Posing a fascinating moral dilemma, he asks his readers whether they would be happy to make money by doing something they wouldn’t necessarily want to tell their customers about e.g. “adding £500 to the cost of a £1,000 car repair bill.”
So people acting selfishly, people attempting to dilute things, and people trading in such instruments as up-front marketing fees all clearly have no place in insurers’ window displays. But one thing Mr Furnish would like to see there is independent medical assessors, who he thinks might prove reassuring to decent honest (prospective) policyholders as they firmly but fairly instruct would-be whiplash claimants to ‘do one’ and take their imaginary injuries with them.
Another thing that might look good in the window would be some of the ill-defined but “genuinely great” initiatives coming from “parts of the industry”. These apparently involve insurers engaging with people “in a different way and creating transparency around the reasons why some claims should not be paid for the benefit of honest insurance buyers.”

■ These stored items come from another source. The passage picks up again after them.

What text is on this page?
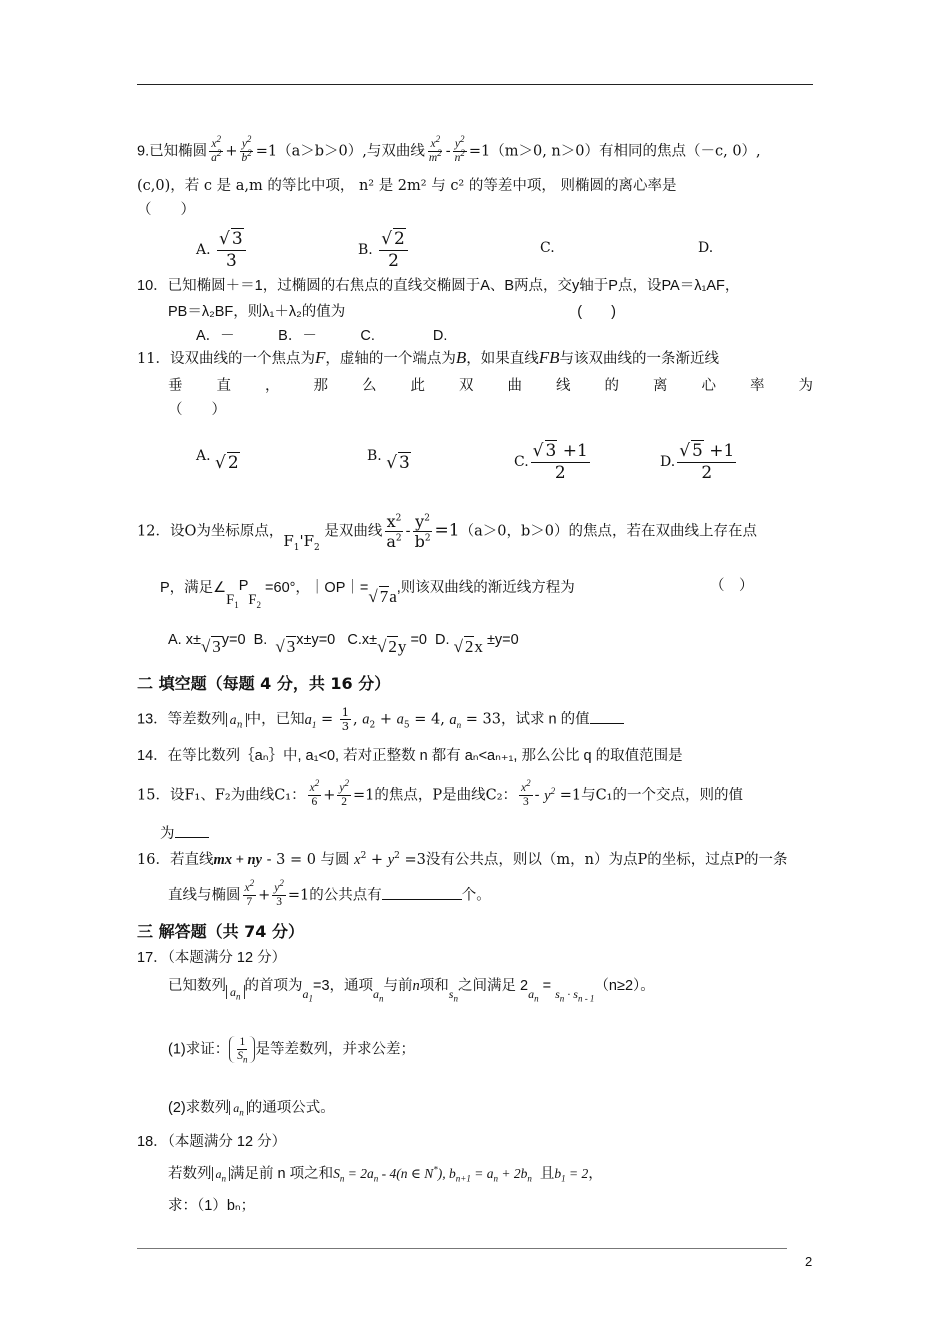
9.已知椭圆 $\frac{x^2}{a^2} + \frac{y^2}{b^2} =1(a>b>0)$,与双曲线 $\frac{x^2}{m^2} - \frac{y^2}{n^2} =1(m>0$, n＞0）有相同的焦点（－c, 0）,
(c,0)，若 c 是 a,m 的等比中项， n² 是 2m² 与 c² 的等差中项， 则椭圆的离心率是
（　　）
A. √ $\frac{3}{3}$	B. √ $\frac{2}{2}$	C.	D.
10．已知椭圆＋＝1，过椭圆的右焦点的直线交椭圆于A、B两点，交y轴于P点，设PA＝λ₁AF，
PB＝λ₂BF，则λ₁＋λ₂的值为　　　　　　　　　　　　　　　　(　　)
A．－　　　B．－　　　C.　　　　D.
11．设双曲线的一个焦点为F，虚轴的一个端点为B，如果直线FB与该双曲线的一条渐近线
垂 直 ， 那 么 此 双 曲 线 的 离 心 率 为
（　　）
A. √ 2	B. √ 3	C. √ $\frac{3 +1}{2}$	D. √ $\frac{5 +1}{2}$
12．设O为坐标原点，$F_1'F_2$ 是双曲线 $\frac{x^2}{a^2} - \frac{y^2}{b^2} =1(a>0$，b＞0）的焦点，若在双曲线上存在点
P，满足$\angle F_1PF_2 =60^\circ$，｜OP｜= √ 7a,则该双曲线的渐近线方程为	（　）
A. x± √ 3y=0 B. √ 3x±y=0 C.x± √ 2y =0 D. √ 2x ±y=0
二 填空题（每题 4 分，共 16 分）
13．等差数列 $a_n$ 中，已知$a_1 = \frac{1}{3}$ , $a_2 + a_5 = 4$, $a_n = 33$，试求 n 的值
14．在等比数列｛aₙ｝中, a₁<0, 若对正整数 n 都有 aₙ<aₙ₊₁, 那么公比 q 的取值范围是
15．设F₁、F₂为曲线C₁： $\frac{x^2}{6} + \frac{y^2}{2} =1$的焦点，P是曲线C₂： $\frac{x^2}{3} - y^2 =1$与C₁的一个交点，则的值
为
16．若直线mx + ny - 3 = 0 与圆 $x^2 + y^2 =3$没有公共点，则以（m，n）为点P的坐标，过点P的一条
直线与椭圆 $\frac{x^2}{7} + \frac{y^2}{3} =1$的公共点有	个。
三 解答题（共 74 分）
17．（本题满分 12 分）
已知数列 $_{a_n}$的首项为$_{a_1}$=3，通项$_{a_n}$与前n项和$_{s_n}$之间满足 $2_{a_n} = _{s_n \cdot s_{n - 1}}(n\ge 2)$。
(1)求证： $\frac{1}{S_n}$ 是等差数列，并求公差；
(2)求数列 $a_n$ 的通项公式。
18．（本题满分 12 分）
若数列 $a_n$ 满足前 n 项之和$S_n = 2a_n - 4(n$ ∈ N*), $b_{n+1} = a_n + 2b_n$ 且$b_1 = 2$，
求：（1）bₙ；
2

Ade also hails “massive strides” in areas such as insurers “funding entire police departments in helping to catch fraudsters and bringing successful prosecutions.” Some blokes in uniform would certainly look eye-catching in the insurance shop window. Perhaps there is even scope for insurers to buy up some other arms of government, state and civil service and put them to good use too.
“The way ahead is clear,” Ade insists, only slightly implausibly after a diatribe considerably longer, in the final analysis, on rhetoric designed to rouse the spirits and strengthen the resolve of insurers operating in what remains, after all, a ‘nation of shopkeepers’ than on any coherent plan of action.
The first step, Ade concludes, is to get “all parties who play a part in delivering customer service onto the same playing field.” Once they are all lined up on this playing field, perhaps Ade himself could address them from a podium erected under the posts at one end, and attempt to bind them all – though a combination of oratorical mastery and sheer force of personality – to invest in his unified vision for “the future of insurance”.
For, although he is too modest to say as much himself (or perhaps simply not ready to show his hand), surely Adrian Furnish is exactly the powerful domineering leader to fulfil the insurance industry’s secret desires.
Should it all turn out badly, obviously, it would be unfair to blame Insurance Peoples for giving this crazed megalomaniac a platform in the first place. They have column inches to fill just like anyone else – Bankstone News included!
A task, in this instance, we feel confident of having more than amply accomplished.